Niki Moss Simpson – Founder of Shine. Sparkle. Radiate. – is an accomplished intuitive guide and healer offering a range of women’s wellness workshops and Barcelona yoga retreats.
Niki is passionate about empowering women and girls to be the most vibrant version of themselves, through coaching, workshops, retreats & holistic therapies.
She is based in Sitges, a seaside town just south of Barcelona.
She is trained in reflexology, neuro-linguistic programming (NLP), Indian head massage, relaxation massage, hot stone massage, reiki, chakra balancing, emotional freedom technique, yoga and more.
Alongside offering therapy and coaching, she also offers yoga and self-love workshops for teen girls and women, as well as girls’ empowerment retreats and mother and daughter retreats.
For English-speaking Barcelona yoga retreats, find out more on Niki’s website.
Find out more information about Shine Sparkle Radiate here.
Find out more about Niki Moss Simpson here.
[8:50] MumAbroad: One of the things you do is you have retreats, where you have a space for mums and daughters to go. What happens on those retreats?

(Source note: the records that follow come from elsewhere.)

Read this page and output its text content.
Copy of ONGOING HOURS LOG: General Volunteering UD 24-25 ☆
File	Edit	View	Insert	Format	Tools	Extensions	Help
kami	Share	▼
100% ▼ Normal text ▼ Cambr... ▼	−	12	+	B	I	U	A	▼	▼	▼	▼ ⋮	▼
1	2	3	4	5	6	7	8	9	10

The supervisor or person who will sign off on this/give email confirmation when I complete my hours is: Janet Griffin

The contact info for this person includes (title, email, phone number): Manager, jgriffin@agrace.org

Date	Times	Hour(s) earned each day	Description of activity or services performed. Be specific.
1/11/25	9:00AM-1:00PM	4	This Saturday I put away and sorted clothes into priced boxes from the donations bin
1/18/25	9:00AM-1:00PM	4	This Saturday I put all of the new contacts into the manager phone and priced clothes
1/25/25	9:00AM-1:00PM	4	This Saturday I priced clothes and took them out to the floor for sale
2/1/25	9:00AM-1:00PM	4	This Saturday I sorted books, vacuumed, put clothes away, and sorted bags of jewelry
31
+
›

Niki Moss Simpson: “The mother-daughter relationship, psychologists say, is the most important relationship in a girl’s life, and a mother’s life, because it sets the tone for all other relationships. There can be conflict in the relationship between mothers and daughters, particularly during the teenage years when a daughter’s job is to rebel against her mother to find out who she is and a mother’s job is to set the rules. And for both of them it’s really difficult, because they’re often very close. I always imagine this as the image of a swimming pool: so the mum is the border of the swimming pool, the safe handlebars where daughters can go for support, whatever they’ve done, when they’re swimming out in the middle of the pool, socialising with friends, learning about boys, experimenting, and they need to know that mum, the handlebars of the swimming pool, is always going to be there no matter what she does.”
“It’s very hard for mums to understand that one day their kind, gentle, helpful daughter who enjoys working in the kitchen with them or going shopping or going to the beach with them suddenly slams her door and says ‘Mum I hate you!’ And it’s totally shocking, and yet it’s absolutely normal. Because a daughter knows that her mum will love her unconditionally, she’s the security blanket, she’s the one that she turns to. But for mum, it’s well, what happens there? I thought she loved me? Why does she hate me? And often when a mum asks the daughter why, she doesn’t know why she said that.”
“So during the retreats it’s very much an open space for mums and daughters to be truthfully honest with each other. We carry out different workshops to try and map out the relationship and to talk about difficult questions and to give everybody the space to really find the truth. And it’s often that mum explains her pregnancy and birth to her daughter, because that’s something we don’t often share with our daughters in our society. Often it’s just the knowledge of what happened, the knowledge of how much a daughter was wanted during a pregnancy, that lets the daughter know how much she’s loved by mum and it gives mum that opportunity to express her love as well. It’s about learning self care, and our love for each other, and our needs. It’s about negotiating the rules of their relationship ,and we do that in a supportive environment with lots of other activities, yoga, healthy foods, lots of hikes in nature, just setting the scene for mums and daughters to really reconnect again.”